This is a huge book (over 800 pages) on a theme that could easily take up many, many more pages. As Prakash conveys in the book's preface, her goal is to present to the reader a self-contained means whereby to get to "know the basics of string and superstring theories, just as [we know] calculus, linear algebra, geometry and analysis." This evidently prodigiously diligent and energetic reader will then be provided with "the elements of all the prerequisites" for attacking the aforementioned string and superstring theories equipped with "an overview of other great theories that have preceded it" as well as "a motivational thread to reach the end goal." The question is, of course, whether Prakash succeeds in her ambitious undertaking.

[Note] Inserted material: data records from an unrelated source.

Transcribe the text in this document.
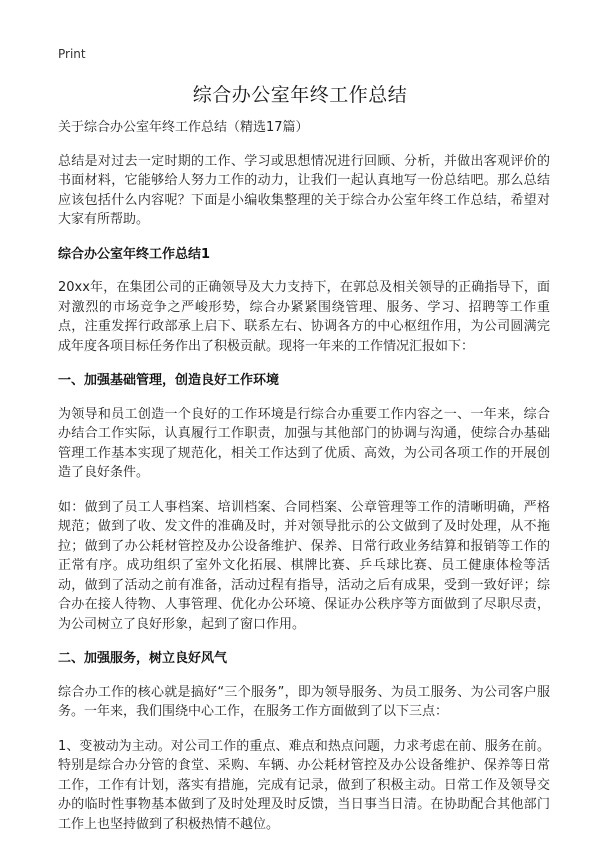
Print
综合办公室年终工作总结

关于综合办公室年终工作总结（精选17篇）

总结是对过去一定时期的工作、学习或思想情况进行回顾、分析，并做出客观评价的书面材料，它能够给人努力工作的动力，让我们一起认真地写一份总结吧。那么总结应该包括什么内容呢？下面是小编收集整理的关于综合办公室年终工作总结，希望对大家有所帮助。

综合办公室年终工作总结1

20xx年，在集团公司的正确领导及大力支持下，在郭总及相关领导的正确指导下，面对激烈的市场竞争之严峻形势，综合办紧紧围绕管理、服务、学习、招聘等工作重点，注重发挥行政部承上启下、联系左右、协调各方的中心枢纽作用，为公司圆满完成年度各项目标任务作出了积极贡献。现将一年来的工作情况汇报如下：

一、加强基础管理，创造良好工作环境

为领导和员工创造一个良好的工作环境是行综合办重要工作内容之一、一年来，综合办结合工作实际，认真履行工作职责，加强与其他部门的协调与沟通，使综合办基础管理工作基本实现了规范化，相关工作达到了优质、高效，为公司各项工作的开展创造了良好条件。

如：做到了员工人事档案、培训档案、合同档案、公章管理等工作的清晰明确，严格规范；做到了收、发文件的准确及时，并对领导批示的公文做到了及时处理，从不拖拉；做到了办公耗材管控及办公设备维护、保养、日常行政业务结算和报销等工作的正常有序。成功组织了室外文化拓展、棋牌比赛、乒乓球比赛、员工健康体检等活动，做到了活动之前有准备，活动过程有指导，活动之后有成果，受到一致好评；综合办在接人待物、人事管理、优化办公环境、保证办公秩序等方面做到了尽职尽责，为公司树立了良好形象，起到了窗口作用。

二、加强服务，树立良好风气

综合办工作的核心就是搞好“三个服务”，即为领导服务、为员工服务、为公司客户服务。一年来，我们围绕中心工作，在服务工作方面做到了以下三点：

1、变被动为主动。对公司工作的重点、难点和热点问题，力求考虑在前、服务在前。特别是综合办分管的食堂、采购、车辆、办公耗材管控及办公设备维护、保养等日常工作，工作有计划，落实有措施，完成有记录，做到了积极主动。日常工作及领导交办的临时性事物基本做到了及时处理及时反馈，当日事当日清。在协助配合其他部门工作上也坚持做到了积极热情不越位。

But this question is an unfair one: the titanic size of the subject she is dealing with, coupled with its youth (and early evolutionary stage) and sophistication, render it intrinsically far less accessible than the branches of mathematics Prakash singled out for comparison. Preliminaries and prerequisites to calculus, linear algebra, geometry and analysis are by no means as broad nor as deep as what one requires for string theory and can be taken for granted; the same cannot be said for the material with which Prakash concerns herself. Her stated attempt to include all the indicated mathematical prerequisites for these avant garde topics in current physics between the covers of a single book reminds this reviewer of trying to force the classification of finite groups, soup to nuts, into one volume. And Grothendieck's magnum opus comes to mind, too: his Seminaire de Geometrie Algebrique notes come to over 6000 pages and are characterized as only the beginning (in a sense, at least). Is it not a priori impossible to do justice to subjects this huge (and novel) in works which succeed as textbooks or self-study books? Do such herculean efforts not almost always end up as reference-books? I think so. And this is not a problem: these sources are hugely valuable even though a cover-to-cover reading is too daunting.
I would consider Prakash' book in that light. Its chapters are many, long, and dense, but the individual sections are short and well-constructed. The exercises (Yes, there are exercises!) are generally speaking accessible and hints are provided. So I do recommend the book. But be forwarned, even when browsed in quanta (i.e. in discrete packets) it is not for the timid.